The EFD technology uses pole-mounted sensors every 5km.

It continuously monitors powerline networks to detect problems before they create serious safety risks, such as bushfires, locating them accurately within ten metres so crews can go directly to the problem and repair it.

IND Technology developed it with support from Deakin and RMIT Universities.

Local landowner, Michael Thorne, said he was very happy the problem had been found and fixed.

“I often walk through this paddock with the children and we look at the stock and the pasture but never think to look at the powerline above. If that strand had kept unravelling and one of us had walked into it, we could have been killed,” he said.

Mr Thorne is active in the local CFA and is very conscious of the fire risk of fallen powerlines.

“If a fire started under this powerline in the peak of Summer it would likely run up the hill to destroy our property and others further along Porcupine Ridge. An afternoon wind change would then likely drive it into the State Forest only a few hundred metres away.

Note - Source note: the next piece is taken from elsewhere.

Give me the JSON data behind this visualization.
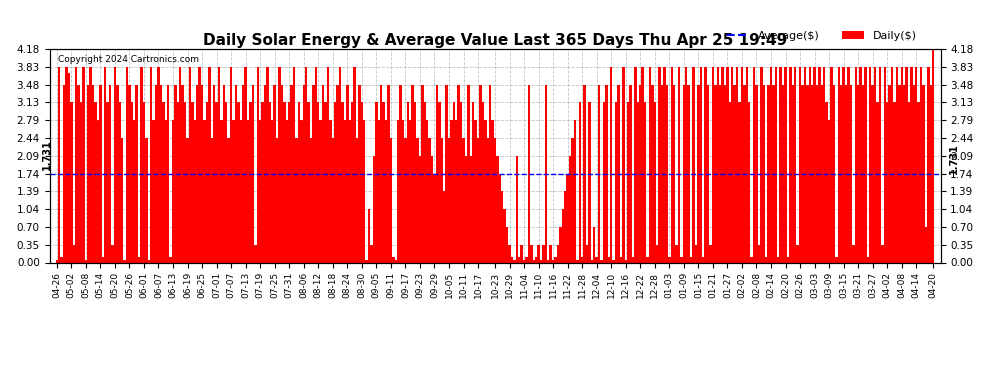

The outcome could be very bad.”

The line had been inspected just a few months earlier and would not have been inspected again until after two more fire seasons.

Broken conductor strands like this one were implicated in Victoria’s worst-ever powerline fire disaster, the Kilmore East Kinglake fire which killed more than 120 people on Black Saturday.

This marks the third powerline at risk of falling that EFD has found in a small-scale government-funded trial, covering less than half a per cent of Victoria’s high fire risk powerlines.

The results of the trial indicated all 30,000km of Victoria’s single-wire powerlines in high fire-risk areas could have EFD monitoring installed for about $30-40 million.

The trial finished 12 months ago in mid-2019, but IND Technology has kept the trial systems running.

Both AusNet and Powercor are taking over ownership of the trial systems on their networks and are committed to keep them running as they consider future use of EFD systems.

NSW network owner Endeavour Energy is installing a small trial of EFD on selected Blue Mountains powerlines.

Power industry research continues to report utility powerline monitoring using visual inspection at multi-year intervals is mainly driven by the incidence of conductor falls and that a reliable and cost-efficient means of assessment of the likelihood of conductor fall is urgently needed.